The warm night rang with raucous music. The taverns were full to overflowing, and in every square and plaza, people danced fast, whirling, stomping dances, or watched them while ladling beer and wine from open barrels. Lads and lasses eyed one another, teased, flirted, and whispered, until eventually the couples stole away from the rest of their companions to find some privacy. Some of them didn’t require a lot of it. A shadowy doorway sufficed.

To Taegan’s sophisticated eye, Thentia’s revels had a crude, bucolic quality compared to the lavish, elegant Midsummer entertainments he’d enjoyed in Lyrabar. But he didn’t miss the latter as much as he might have expected.
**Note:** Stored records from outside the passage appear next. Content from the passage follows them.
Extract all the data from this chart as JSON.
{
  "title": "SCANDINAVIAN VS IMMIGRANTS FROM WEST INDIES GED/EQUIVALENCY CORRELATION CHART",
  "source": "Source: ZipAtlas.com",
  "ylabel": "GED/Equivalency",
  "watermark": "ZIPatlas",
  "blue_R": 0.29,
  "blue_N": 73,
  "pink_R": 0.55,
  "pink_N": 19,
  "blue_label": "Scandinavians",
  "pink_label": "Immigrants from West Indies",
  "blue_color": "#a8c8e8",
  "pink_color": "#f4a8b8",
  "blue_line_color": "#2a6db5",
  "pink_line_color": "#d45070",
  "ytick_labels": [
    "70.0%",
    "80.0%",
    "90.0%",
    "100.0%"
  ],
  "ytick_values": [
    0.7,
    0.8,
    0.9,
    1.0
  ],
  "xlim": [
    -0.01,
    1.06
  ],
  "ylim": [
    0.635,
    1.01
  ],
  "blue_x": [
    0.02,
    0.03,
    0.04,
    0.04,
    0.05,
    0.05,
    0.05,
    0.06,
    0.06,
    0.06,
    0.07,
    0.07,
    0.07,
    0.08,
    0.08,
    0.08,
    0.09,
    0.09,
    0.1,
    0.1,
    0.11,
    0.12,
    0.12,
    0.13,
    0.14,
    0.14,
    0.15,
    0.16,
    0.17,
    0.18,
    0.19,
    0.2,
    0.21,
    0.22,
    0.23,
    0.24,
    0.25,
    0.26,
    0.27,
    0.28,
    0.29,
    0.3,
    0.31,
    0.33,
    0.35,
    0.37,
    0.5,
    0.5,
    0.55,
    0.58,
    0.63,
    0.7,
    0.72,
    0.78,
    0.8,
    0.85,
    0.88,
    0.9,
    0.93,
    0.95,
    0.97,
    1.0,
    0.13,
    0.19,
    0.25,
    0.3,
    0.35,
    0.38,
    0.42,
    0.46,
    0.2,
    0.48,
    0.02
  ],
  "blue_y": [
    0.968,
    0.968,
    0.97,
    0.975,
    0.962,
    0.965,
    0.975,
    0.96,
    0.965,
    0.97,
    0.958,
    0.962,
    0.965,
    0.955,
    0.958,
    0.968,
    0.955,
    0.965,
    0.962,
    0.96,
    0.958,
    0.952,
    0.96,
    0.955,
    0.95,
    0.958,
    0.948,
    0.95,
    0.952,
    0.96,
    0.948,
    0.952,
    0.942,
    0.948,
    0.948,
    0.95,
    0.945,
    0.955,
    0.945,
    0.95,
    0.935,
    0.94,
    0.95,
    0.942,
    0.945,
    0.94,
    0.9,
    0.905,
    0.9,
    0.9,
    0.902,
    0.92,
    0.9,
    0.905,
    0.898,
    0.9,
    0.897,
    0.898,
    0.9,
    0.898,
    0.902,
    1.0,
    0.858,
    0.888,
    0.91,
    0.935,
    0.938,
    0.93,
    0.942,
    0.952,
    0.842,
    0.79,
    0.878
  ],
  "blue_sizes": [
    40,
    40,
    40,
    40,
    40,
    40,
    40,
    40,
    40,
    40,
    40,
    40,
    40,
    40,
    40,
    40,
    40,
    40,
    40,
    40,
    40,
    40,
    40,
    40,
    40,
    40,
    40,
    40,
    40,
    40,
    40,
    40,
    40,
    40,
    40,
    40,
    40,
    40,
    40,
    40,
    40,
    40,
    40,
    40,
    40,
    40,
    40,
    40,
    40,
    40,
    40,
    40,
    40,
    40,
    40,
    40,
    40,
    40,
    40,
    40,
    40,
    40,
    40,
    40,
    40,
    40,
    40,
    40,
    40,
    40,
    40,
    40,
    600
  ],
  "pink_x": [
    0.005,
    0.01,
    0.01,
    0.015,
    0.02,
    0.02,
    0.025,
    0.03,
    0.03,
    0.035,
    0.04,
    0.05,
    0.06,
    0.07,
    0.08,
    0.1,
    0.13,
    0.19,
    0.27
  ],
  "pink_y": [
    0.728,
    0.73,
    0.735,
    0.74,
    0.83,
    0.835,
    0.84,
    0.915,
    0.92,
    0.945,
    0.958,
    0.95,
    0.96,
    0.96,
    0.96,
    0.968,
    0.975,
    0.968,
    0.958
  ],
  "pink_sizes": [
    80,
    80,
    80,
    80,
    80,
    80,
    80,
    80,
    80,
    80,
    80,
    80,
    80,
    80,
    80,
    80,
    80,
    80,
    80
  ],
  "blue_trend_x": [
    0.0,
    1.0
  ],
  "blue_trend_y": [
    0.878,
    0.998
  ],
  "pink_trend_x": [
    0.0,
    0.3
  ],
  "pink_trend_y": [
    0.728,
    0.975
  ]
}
It was pleasant to stroll the boisterous streets with Jivex, Dorn, Raryn, and Will, observing the flushed, bright-eyed girls in their paint and finery, and regaling the hunters with the tale of his recent adventures. Even if the telling recalled the sorrow of Rilitar’s death, and he realized, required a certain amount of explaining at the end.

“Firefingers believes,” the bladesinger said, “that at the start, there was a real Phourkyn One-eye. But Sammaster arranged his murder and replaced him with an impersonator. At that point, he couldn’t know for a fact that the mages of Thentia would become involved in an effort to quell the Rage. You fellows hadn’t yet ventured into Northkeep, then traveled here to ask for their help. But he was aware of their reputation for learning, and deemed it prudent to have a powerful, resourceful agent in place to ruin any such endeavor if, in fact, they undertook it.”